Question

The relation $PV = RT$ can describe the behaviour of a real gas at:
A) High temperature and high pressure
B) High temperature and low pressure
C) Low temperature and low pressure
D) Low temperature and high pressure

Answer 1

Hint: We can easily solve the question if we know the difference between ideal gases and real gases. They tend to behave differently and obey gas laws under specific conditions. Here the equation given in the question is known as the ideal gas equation.

Complete answer:
Let’s first find out the difference between an ideal gas and a real gas.
The kinetic theory of gases put forward two different kinds of gases. Namely, the ideal gas and the real gas.
Ideal gas. A gas which obeys the general gas equation and other gas laws under all conditions of temperature and pressure is known as ideal gas or perfect gas.
The molecules of an ideal gas,
1. Occupy negligible or no volume
2. Have no intermolecular attractive forces.
However, none of the known gases obeys the gas laws or the gas equation ($PV = nRT$, where $P$ is the pressure, $V$ is the volume of the gas, $T$ is the temperature of the gas, $R$ is the universal gas constant and $n$ is the number of gas moles) under all conditions of temperature and pressure.
Hence the concept of ideal gas is only hypothetical.

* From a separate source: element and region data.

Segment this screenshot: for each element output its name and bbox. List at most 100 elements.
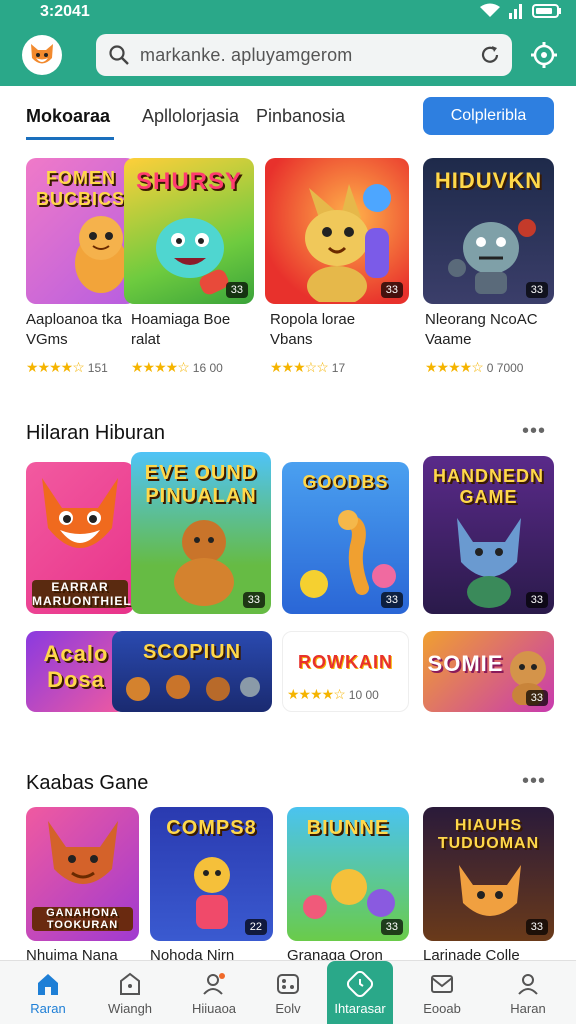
game-rating: ★★★★☆ 16 00 [131,359,223,376]
tile-art-title: COMPS8 [166,817,257,839]
game-tile[interactable]: HANDNEDN GAME 33 [423,456,554,614]
refresh-icon[interactable] [478,43,502,67]
tile-art-title: HANDNEDN GAME [433,466,544,507]
tile-badge: 33 [525,282,548,298]
tile-badge: 33 [380,592,403,608]
game-tile[interactable]: 33 [265,158,409,304]
star-rating: ★★★★☆ [425,359,484,375]
star-rating: ★★★★☆ [287,686,346,702]
signal-icon [509,4,522,19]
game-name[interactable]: Nhuima Nana [26,946,118,960]
tile-badge: 33 [525,690,548,706]
game-rating: ★★★★☆ 0 7000 [425,359,523,376]
status-time: 3:2041 [40,3,90,20]
cta-button[interactable]: Colpleribla [423,97,554,135]
game-tile[interactable]: GOODBS 33 [282,462,409,614]
game-name[interactable]: Hoamiaga Boe ralat [131,310,261,350]
tile-badge: 33 [380,282,403,298]
app-root: 3:2041 markanke. apluyamgerom Mokoaraa A… [0,0,576,1024]
game-name[interactable]: Nohoda Nirn [150,946,234,960]
tile-art-title: Acalo Dosa [43,641,109,692]
game-tile[interactable]: ROWKAIN ★★★★☆ 10 00 [282,631,409,712]
search-bar[interactable]: markanke. apluyamgerom [96,34,512,76]
tile-badge: 22 [244,919,267,935]
tab-mokoaraa[interactable]: Mokoaraa [26,106,110,127]
tile-badge: 33 [525,919,548,935]
section-title: Kaabas Gane [26,772,149,794]
game-tile[interactable]: FOMEN BUCBICSE [26,158,136,304]
game-tile[interactable]: HIAUHS TUDUOMAN 33 [423,807,554,941]
bag-icon [120,972,140,995]
monster-character-icon [156,218,229,295]
game-name[interactable]: Ropola lorae Vbans [270,310,410,350]
rating-count: 10 00 [348,687,379,702]
nav-item-haran[interactable]: Haran [490,961,566,1024]
game-tile[interactable]: SCOPIUN [112,631,272,712]
app-logo[interactable] [22,35,62,75]
rating-count: 16 00 [192,360,223,375]
tab-apllolorjasia[interactable]: Apllolorjasia [142,106,239,127]
game-name[interactable]: Aaploanoa tka VGms [26,310,136,350]
tab-pinbanosia[interactable]: Pinbanosia [256,106,345,127]
game-rating: ★★★★☆ 151 [26,359,108,376]
game-name[interactable]: Larinade Colle [423,946,520,960]
tile-art-title: HIAUHS TUDUOMAN [437,817,540,852]
game-tile[interactable]: HIDUVKN 33 [423,158,554,304]
tile-badge: 33 [242,592,265,608]
zombie-character-icon [448,219,536,294]
search-input[interactable]: markanke. apluyamgerom [140,45,353,66]
nav-item-eooab[interactable]: Eooab [404,961,480,1024]
bottom-navigation: Raran Wiangh Hiiuaoa Eolv Ihtarasar Eooa… [0,960,576,1024]
more-options-icon[interactable]: ••• [522,420,546,443]
nav-item-ihtarasar[interactable]: Ihtarasar [327,961,393,1024]
snake-character-icon [300,510,396,598]
status-icons [480,3,562,19]
home-icon [38,973,58,995]
tile-art-title: BIUNNE [306,817,390,839]
game-tile[interactable]: GANAHONA TOOKURAN [26,807,139,941]
tile-art-title: HIDUVKN [434,168,543,193]
rating-count: 17 [331,360,346,375]
nav-item-home[interactable]: Raran [10,961,86,1024]
game-tile[interactable]: SHURSY 33 [124,158,254,304]
fox-character-icon [48,821,118,884]
fox-character-icon [42,478,118,548]
tile-art-title: EARRAR MARUONTHIEL [32,580,132,608]
more-options-icon[interactable]: ••• [522,770,546,793]
bear-character-icon [174,520,234,606]
game-name[interactable]: Granaga Oron [287,946,383,960]
game-rating: ★★★☆☆ 17 [270,359,345,376]
game-tile[interactable]: Acalo Dosa [26,631,126,712]
tile-art-title: SHURSY [135,168,243,195]
active-tab-indicator [26,137,114,140]
nav-item-hiiuaoa[interactable]: Hiiuaoa [176,961,252,1024]
status-bar: 3:2041 [0,0,576,26]
settings-icon[interactable] [528,39,560,71]
game-rating: ★★★★☆ 10 00 [287,686,379,703]
tiger-character-icon [459,865,521,916]
tile-art-title: FOMEN BUCBICSE [36,168,136,209]
tile-badge: 33 [380,919,403,935]
person-icon [203,972,225,995]
kangaroo-character-icon [305,184,391,302]
nav-item-wiangh[interactable]: Wiangh [92,961,168,1024]
nav-item-eolv[interactable]: Eolv [250,961,326,1024]
game-tile[interactable]: SOMIE 33 [423,631,554,712]
game-tile[interactable]: BIUNNE 33 [287,807,409,941]
game-icon [277,973,299,994]
tile-badge: 33 [525,592,548,608]
category-tabs: Mokoaraa Apllolorjasia Pinbanosia Colple… [0,86,576,148]
rating-count: 151 [87,360,108,375]
rating-count: 0 7000 [486,360,524,375]
game-tile[interactable]: COMPS8 22 [150,807,273,941]
game-tile[interactable]: EVE OUND PINUALAN 33 [131,452,271,614]
fox-face-icon [31,44,53,64]
game-tile[interactable]: EARRAR MARUONTHIEL [26,462,134,614]
game-name[interactable]: Nleorang NcoAC Vaame [425,310,555,350]
tile-art-title: GANAHONA TOOKURAN [32,907,133,931]
tile-art-title: GOODBS [302,472,389,492]
battery-icon [532,4,561,18]
clock-icon [347,970,373,997]
wolf-character-icon [457,518,521,608]
star-rating: ★★★★☆ [131,359,190,375]
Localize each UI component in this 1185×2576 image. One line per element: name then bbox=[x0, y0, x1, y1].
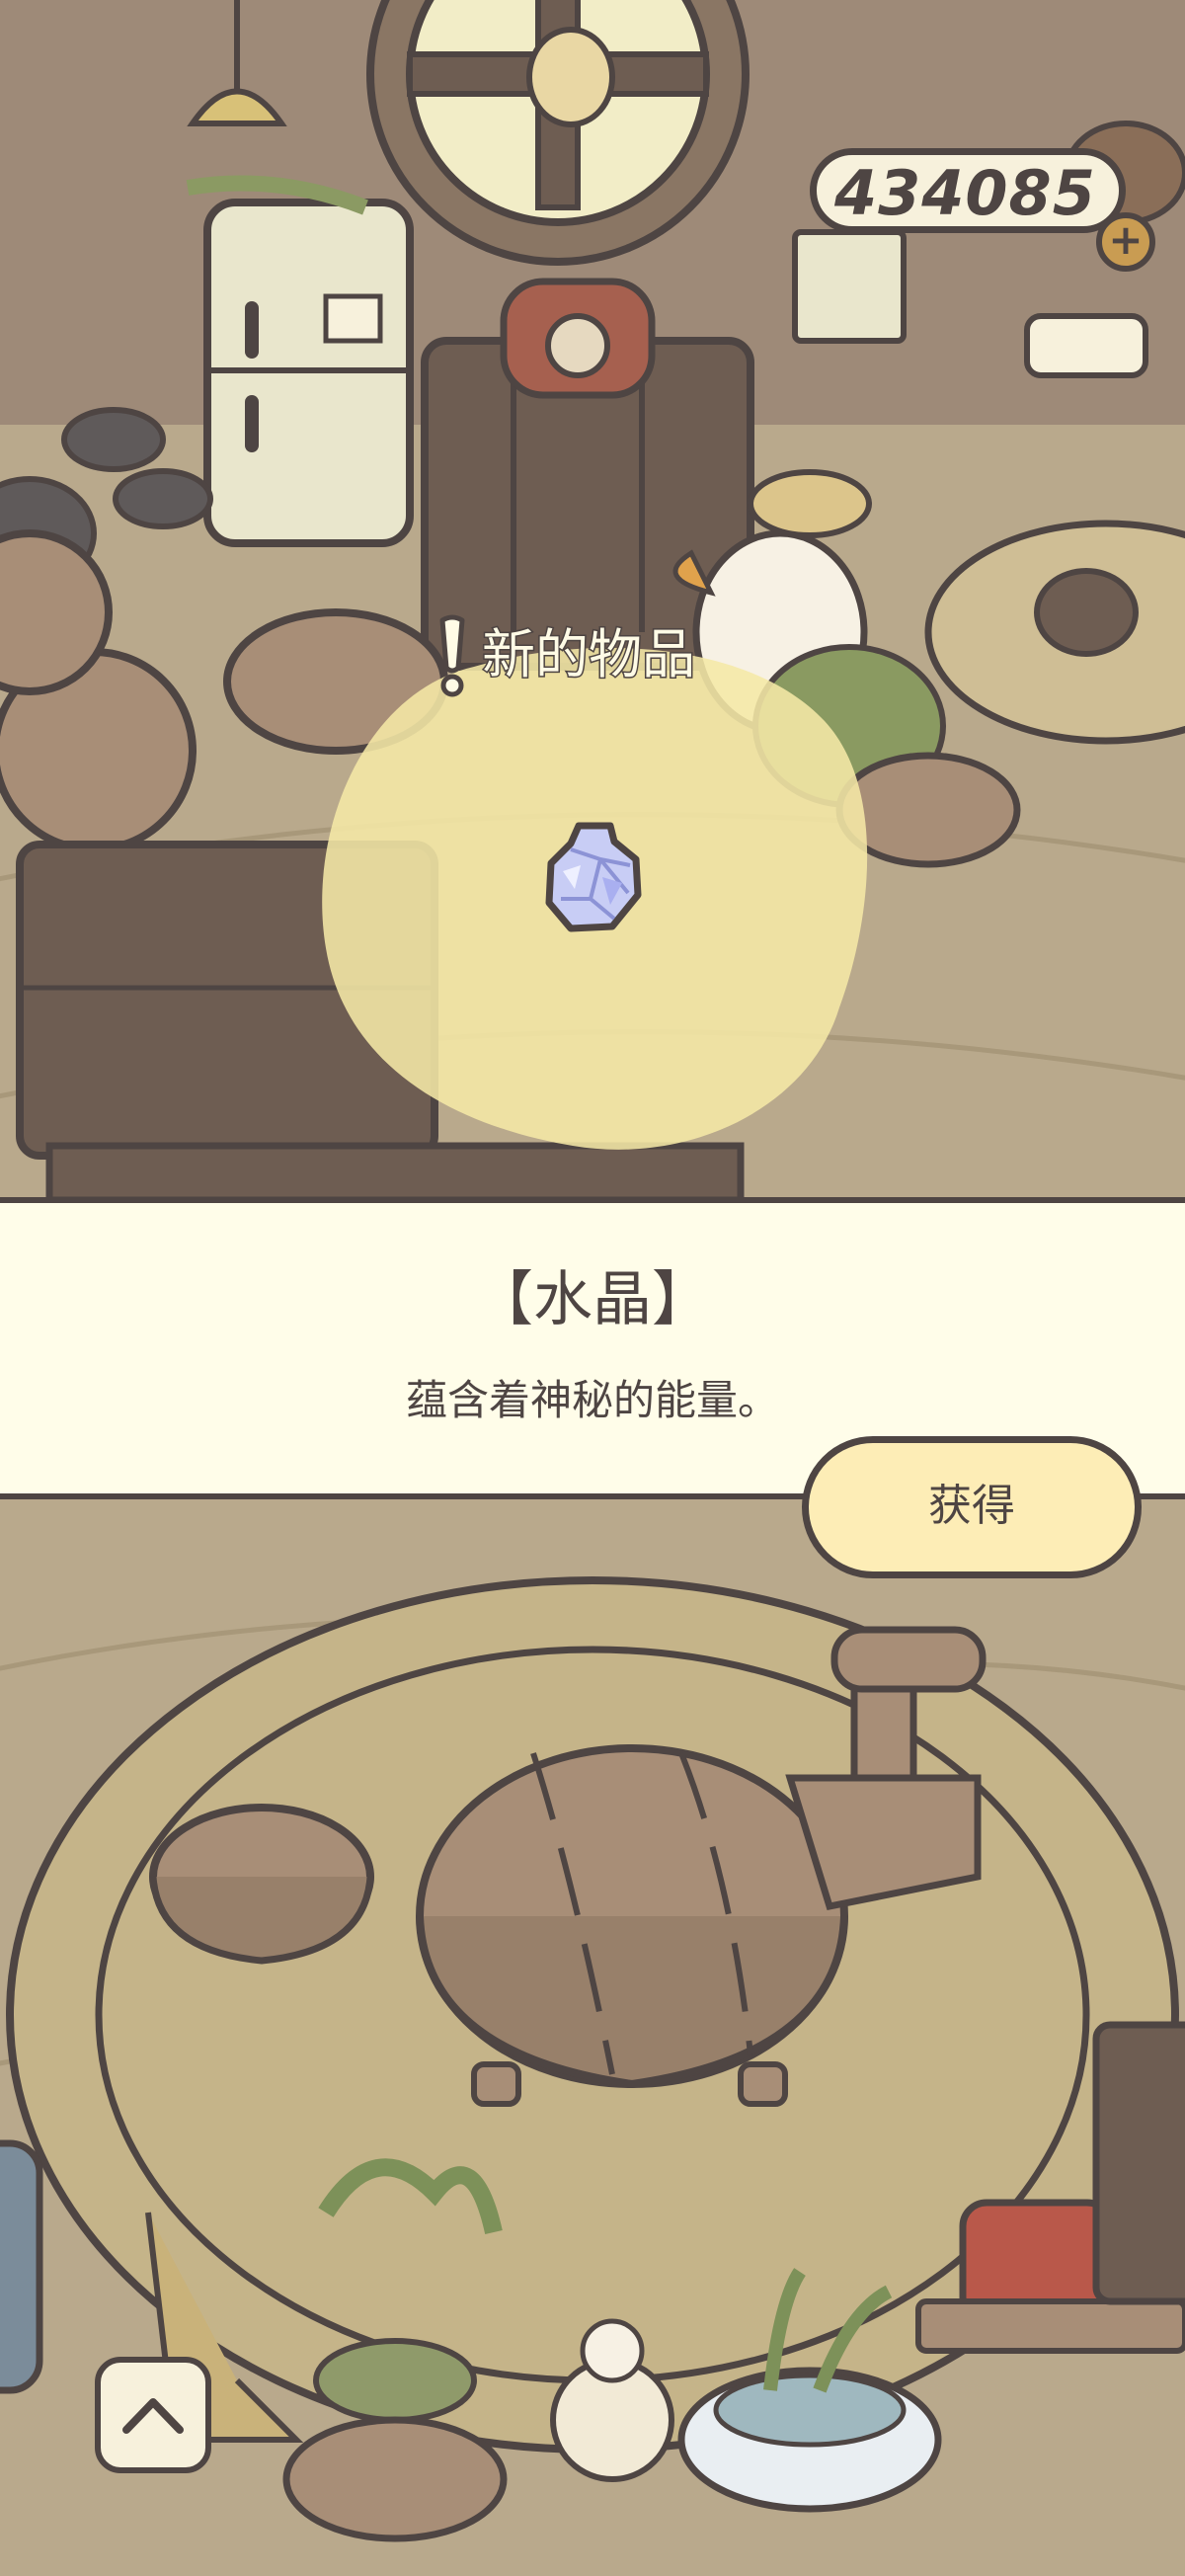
new-item-label: 新的物品 bbox=[481, 622, 697, 687]
chevron-up-icon bbox=[122, 2398, 184, 2434]
obtain-button[interactable]: 获得 bbox=[802, 1436, 1142, 1578]
coin-count: 434085 bbox=[834, 157, 1096, 229]
add-coins-button[interactable]: + bbox=[1096, 212, 1155, 272]
coin-counter: 434085 bbox=[810, 148, 1126, 233]
crystal-icon bbox=[545, 822, 642, 932]
item-name: 【水晶】 bbox=[474, 1265, 711, 1334]
plus-icon: + bbox=[1108, 215, 1144, 264]
item-description: 蕴含着神秘的能量。 bbox=[405, 1376, 779, 1424]
game-scene: 434085 + 新的物品 【水晶】 蕴含着神秘的能量。 获得 bbox=[0, 0, 1185, 2576]
exclamation-icon bbox=[439, 614, 465, 697]
collapse-button[interactable] bbox=[95, 2357, 211, 2473]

Characteristics of Ideal gases are:
1. The values of the product of pressure and volume, that is, $PV$ of a gas at constant temperature remains constant. (Boyle’s Law)
2. One mole of ideal gas at $NTP$ occupies $22.4Litres$.
3. The volume of a given mass of gas at constant pressure decreases continuously with decrease in temperature. It becomes zero at $0K$. (Charles's Law)
Let’s now define Real gas. A gas which does not obey the general gas equation and all other gas laws strictly but tends towards ideality at low pressure and high temperature is known as real gas.
Thus from their very definition, we can conclude that an ideal gas is a gas which obeys the equation $PV = RT$ under all conditions of temperature and pressure, but a real gas tends to obey these laws under conditions, such as when the temperature is high and pressure is low.

Thus option B is the correct answer.

Note: The ideal gas equation is the consequence of all other standard gas laws. That is the Boyle’s Law, Charle’s Law, Gay-Lusac’s Law and Avogardo’s Law. We can derive every other gas law from the ideal gas equation. In the expression of the ideal gas equation, the symbol $R$ represents universal gas constant. Its SI unit is $J{K^{ - 1}}mo{l^{ - 1}}$ and its value is $8.314$.